É muito difícil enquadrar a extensa produção de Mário Bortolotto em alguma categoria específica – ele é autor, ator, músico, diretor de peças de teatro e, mais recentemente, tem se aventurado pelo cinema. A obra do dramaturgo londrinense é descrita sempre como uma referência para se encontrar personagens à margem da sociedade (mas que não têm a menor vontade de se enquadrar nela, tornando equivocada a comparação com Plínio Marcos).
  Bortolotto fundou em Londrina, em 1982, o Grupo Cemitério de Automóveis, e faz parte do cenário do teatro paulista desde 1996, quando saiu de suas raiz pé-vermelha para tentar a vida na metrópole.
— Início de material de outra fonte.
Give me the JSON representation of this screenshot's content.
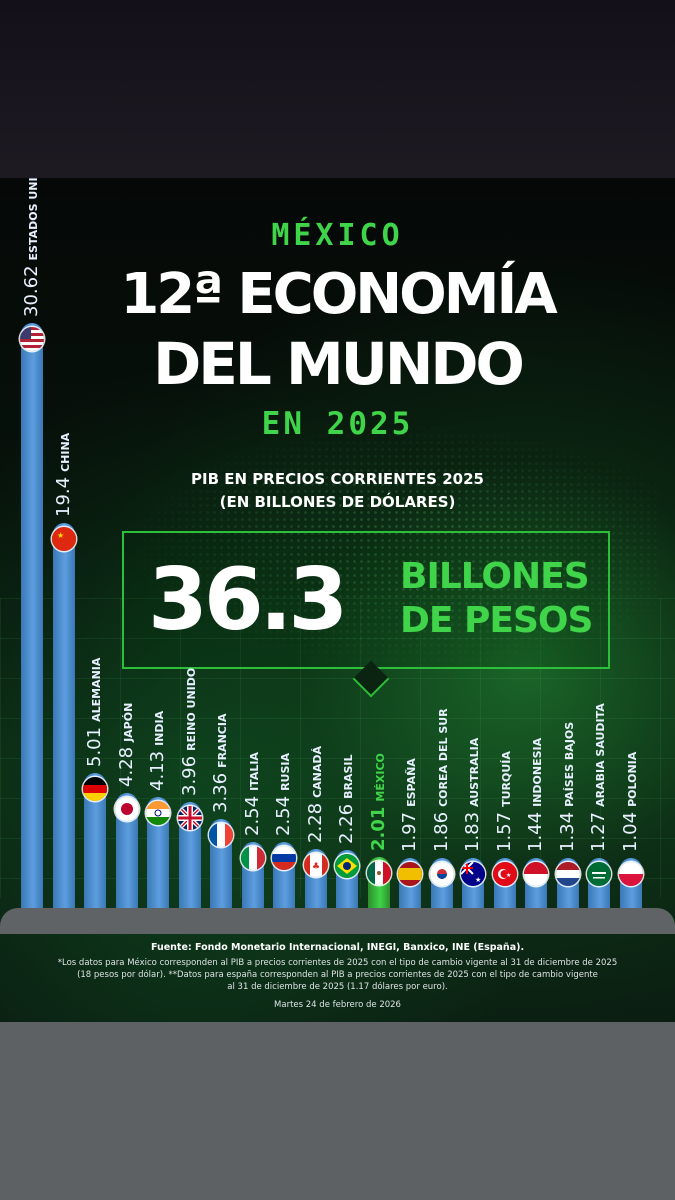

Além de ser autor de mais de 30 espetáculos, publicou uma coletânea dos textos de seu blog, escreveu um livro de poesia e dois romances, e é vocalista da banda Saco de Rato Blues.
  Em 2000 ganhou o Prêmio APCA pelo conjunto da obra e o Prêmio Shell de melhor autor por sua peça ‘‘Nossa Vida Não Vale um Chevrolet’’. Em fevereiro deste ano, o Instituto Itaú Cultural promoveu uma homenagem ao dramaturgo – a Semana Mário Bortolotto – onde ele apresentou pela primeira vez seu novo projeto, o filme ‘‘Getsêmani’’.
  Esta semana, Bortolotto voltou para a sua cidade natal para a 12ªMostra Londrina de Cinema, onde participou do Júri Oficial da Competitiva Nacional e realizou a pré-estreia de seu novo projeto como diretor de cinema – o longa ‘‘Getsêmani’’.
  Em entrevista por e-mail para a FOLHA, o dramaturgo falou sobre sua primeira experiência como diretor de cinema, a exibição do longa no Cine Vila Rica e de seu novo projeto na linha ‘‘sem grana nenhuma’’.

  Folha de Londrina: Sua criação artística passa por vários universos culturais. Fazer cinema já era parte dos seus planos? Há quanto tempo?
  Mário Bortolotto: Sempre fui a fim. Mas na era da película, jamais acreditei que pudesse ser possível. Com o advento do digital, voltei a ter esperanças reais.
  
O seu filme, ‘‘Getsêmani’’, conta a história de um grupo extremista que sequestra um editor de livros de auto-ajuda. Ele tem um sabor de vingança dos excluídos da cultura mainstream?
  Ah, nem pensei nisso. Só pensei que seria uma boa história. Tem a ver com um negócio que o Pepe Escobar uma vez escreveu em um texto pro livro ‘‘Alma Beat’’. Era o texto ‘‘Let it Beat’’ onde ele conclamava as pessoas a saquearem livrarias e a obrigarem os editores a publicar todos os livros importantes. Foi desse texto que eu tive a ideia.

  Você definiu ‘‘Getsêmani’’ como um filme de ‘‘ínfimo orçamento’’. Quais foram as dificuldades de se fazer cinema com pouco dinheiro?
  Todas. E nenhuma. Já sabia que não tinha dinheiro, então não pirava em nada. Não dei o passo maior que as pernas, só isso.

  A sua primeira experiência como diretor de cinema atingiu suas expectativas?
  Atingiu sim. Até superou, graças à rapaziada que trabalhou comigo.

  Quais são as diferenças mais marcantes que você observou na direção de uma peça de teatro e de um filme?
  No filme eu tenho que pensar no olho da câmera o tempo inteiro, e também no corte. No teatro eu sempre penso na cena como um todo.

  A sua pré-estreia do ‘‘Getsemâni’’ foi marcada para uma sessão da meia-noite no antigo Cine Vila Rica, durante a Mostra de Cinema. Você sente um clima especial ao exibir o filme na sua cidade natal pela primeira vez?
  Eu tô contente. Assisti muito ‘‘Tom e Jerry’’ e ‘‘Jerry Lewis’’ no Vila Rica quando era criança. E todos os Trinitys e Tarzans.

  Existem planos para outros projetos cinematográficos no futuro?
  Agora eu vou ajudar o Neville D’Almeida na adaptação do meu texto ‘‘A Frente Fria que a chuva traz’’ pro cinema. Ele vai dirigir no ano que vem. E também quero fazer no mesmo formato ‘‘sem grana nenhuma’’ a adaptação do meu texto ‘‘Música Para Ninar Dinossauros’’. Vai ser de novo contando com a ajuda, o talento e a paciência dos meus amigos.